Third base is a problem area--behind Ken Boyer (54.4) you're left with Scott Rolen (24.7)--unless you're treating this like an actual team; Frisch, Hornsby, and Pujols can all handle third base on Boyer's day off. At catcher Yadier Molina should continue to gain ground, but the third-stringer is Tim McCarver (19.1) and his backup is... Darrell Porter, maybe? Walker Cooper? Inexplicable 1926 MVP Bob O'Farrell?

But the weakest area is almost certainly--a little surprisingly--the pitching staff. In all those years, the Cardinals have gotten 30 rWAR from just five pitchers: Bob Gibson, Dizzy Dean, Harry Brecheen, Jesse Haines (who took 18 seasons to do it), and 1890s Local Hero Ted Breitenstein.

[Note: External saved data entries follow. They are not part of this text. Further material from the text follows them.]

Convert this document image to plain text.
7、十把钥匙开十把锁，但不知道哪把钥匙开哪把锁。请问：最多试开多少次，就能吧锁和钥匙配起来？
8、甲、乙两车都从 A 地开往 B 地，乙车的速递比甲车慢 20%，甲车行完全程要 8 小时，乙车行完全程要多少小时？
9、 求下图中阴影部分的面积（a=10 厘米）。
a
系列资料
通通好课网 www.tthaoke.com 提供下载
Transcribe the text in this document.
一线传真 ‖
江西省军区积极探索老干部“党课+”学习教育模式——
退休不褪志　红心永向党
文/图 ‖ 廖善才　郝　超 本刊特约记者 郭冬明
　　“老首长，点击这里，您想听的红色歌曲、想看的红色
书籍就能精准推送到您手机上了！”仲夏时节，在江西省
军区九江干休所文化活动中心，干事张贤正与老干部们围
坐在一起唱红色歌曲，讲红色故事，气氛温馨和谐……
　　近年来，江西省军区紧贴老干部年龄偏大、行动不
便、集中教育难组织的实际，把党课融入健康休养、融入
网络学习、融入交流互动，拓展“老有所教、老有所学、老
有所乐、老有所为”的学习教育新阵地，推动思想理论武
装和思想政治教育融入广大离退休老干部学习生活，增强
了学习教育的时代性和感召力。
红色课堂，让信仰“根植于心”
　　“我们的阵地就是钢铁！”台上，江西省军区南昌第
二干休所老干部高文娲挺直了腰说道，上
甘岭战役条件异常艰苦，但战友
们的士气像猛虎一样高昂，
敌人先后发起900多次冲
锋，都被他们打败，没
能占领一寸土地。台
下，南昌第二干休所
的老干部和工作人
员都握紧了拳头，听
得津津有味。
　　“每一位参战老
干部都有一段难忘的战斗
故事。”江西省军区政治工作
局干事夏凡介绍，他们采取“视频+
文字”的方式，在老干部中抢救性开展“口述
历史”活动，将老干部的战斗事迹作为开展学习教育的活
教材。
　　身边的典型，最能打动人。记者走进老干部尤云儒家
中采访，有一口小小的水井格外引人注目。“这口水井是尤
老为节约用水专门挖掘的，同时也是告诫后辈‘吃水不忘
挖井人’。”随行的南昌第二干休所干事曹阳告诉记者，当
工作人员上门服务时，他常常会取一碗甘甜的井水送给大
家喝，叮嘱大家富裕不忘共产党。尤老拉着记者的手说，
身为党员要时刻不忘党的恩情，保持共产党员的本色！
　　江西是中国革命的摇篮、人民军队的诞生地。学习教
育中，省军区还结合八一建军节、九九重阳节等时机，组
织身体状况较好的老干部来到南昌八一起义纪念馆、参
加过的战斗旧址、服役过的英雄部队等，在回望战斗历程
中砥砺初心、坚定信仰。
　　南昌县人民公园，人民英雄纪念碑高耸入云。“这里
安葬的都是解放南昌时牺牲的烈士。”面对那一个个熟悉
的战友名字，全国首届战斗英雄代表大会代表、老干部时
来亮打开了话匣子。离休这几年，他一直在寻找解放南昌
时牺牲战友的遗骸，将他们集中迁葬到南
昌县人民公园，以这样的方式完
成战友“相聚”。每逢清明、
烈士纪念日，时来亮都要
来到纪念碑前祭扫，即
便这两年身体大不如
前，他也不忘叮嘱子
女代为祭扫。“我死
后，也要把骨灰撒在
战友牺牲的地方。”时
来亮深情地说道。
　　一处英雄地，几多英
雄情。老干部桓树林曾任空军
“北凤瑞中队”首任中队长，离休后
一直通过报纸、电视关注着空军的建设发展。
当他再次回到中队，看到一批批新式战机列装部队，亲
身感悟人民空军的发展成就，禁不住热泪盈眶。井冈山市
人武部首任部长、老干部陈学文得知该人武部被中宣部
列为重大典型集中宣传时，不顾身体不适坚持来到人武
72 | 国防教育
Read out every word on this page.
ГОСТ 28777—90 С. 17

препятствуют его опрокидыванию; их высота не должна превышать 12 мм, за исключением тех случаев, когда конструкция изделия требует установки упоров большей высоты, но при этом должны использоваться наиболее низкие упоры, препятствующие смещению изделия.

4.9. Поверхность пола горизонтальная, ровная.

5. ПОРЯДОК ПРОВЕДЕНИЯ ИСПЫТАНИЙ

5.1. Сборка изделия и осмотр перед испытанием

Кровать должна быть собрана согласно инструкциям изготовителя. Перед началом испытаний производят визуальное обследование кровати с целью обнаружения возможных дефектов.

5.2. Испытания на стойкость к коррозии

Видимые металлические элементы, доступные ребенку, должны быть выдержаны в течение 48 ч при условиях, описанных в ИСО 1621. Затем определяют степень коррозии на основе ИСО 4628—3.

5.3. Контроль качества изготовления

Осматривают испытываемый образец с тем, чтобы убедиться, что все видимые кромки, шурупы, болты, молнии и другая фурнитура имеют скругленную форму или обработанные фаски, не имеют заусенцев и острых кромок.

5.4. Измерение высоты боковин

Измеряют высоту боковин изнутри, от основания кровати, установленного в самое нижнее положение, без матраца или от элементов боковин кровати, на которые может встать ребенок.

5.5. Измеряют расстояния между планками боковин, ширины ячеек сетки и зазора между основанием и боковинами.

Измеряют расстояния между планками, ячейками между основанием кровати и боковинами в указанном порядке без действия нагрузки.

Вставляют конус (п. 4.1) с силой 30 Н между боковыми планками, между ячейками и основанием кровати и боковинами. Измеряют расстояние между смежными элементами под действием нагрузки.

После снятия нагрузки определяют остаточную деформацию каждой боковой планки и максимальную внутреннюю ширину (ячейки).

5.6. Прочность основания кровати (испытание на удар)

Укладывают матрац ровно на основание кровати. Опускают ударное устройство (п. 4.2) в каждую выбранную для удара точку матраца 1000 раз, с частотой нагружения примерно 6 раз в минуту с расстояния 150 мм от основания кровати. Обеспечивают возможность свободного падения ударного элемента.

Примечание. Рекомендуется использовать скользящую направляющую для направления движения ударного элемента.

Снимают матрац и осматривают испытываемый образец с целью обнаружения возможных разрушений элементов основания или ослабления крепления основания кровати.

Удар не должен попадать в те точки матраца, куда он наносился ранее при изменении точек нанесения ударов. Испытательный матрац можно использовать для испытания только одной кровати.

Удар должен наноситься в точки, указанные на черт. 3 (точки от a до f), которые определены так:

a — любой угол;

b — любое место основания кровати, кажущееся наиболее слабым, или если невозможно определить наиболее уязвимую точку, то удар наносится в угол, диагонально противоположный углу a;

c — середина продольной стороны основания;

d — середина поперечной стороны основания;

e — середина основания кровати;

The depth isn't the problem, really; it might surprise you to learn that Adam Wainwright is already among the Top 20 Cardinals pitchers ever, but the Athletics' 20th-ranked pitcher by rWAR is currently Rich Harden; C.C. Sabathia is already 16th in Yankees history.

The problem is the top-line pitching. Bob Gibson will match up against any team's ace, but he's the only Cardinals starter so far who's managed to combine elite effectiveness and long-term durability. Keep Dizzy Dean, John Tudor, and Chris Carpenter healthy--or else have Bob Caruthers and Silver King throw a few 400-inning seasons, for old times' sake--and things are good. But the All-Time Cubs are going to bring Pete Alexander and Greg Maddux out in the middle of their rotation.

The Cardinals are already doing their part to make this right; Carpenter and Wainwright will add another year of value, and they're developing pitchers pretty relentlessly. So congratulations, Shelby Miller: You're only five Cy Young-caliber seasons (or ten really-pretty-good seasons) from cracking the back of this particular rotation.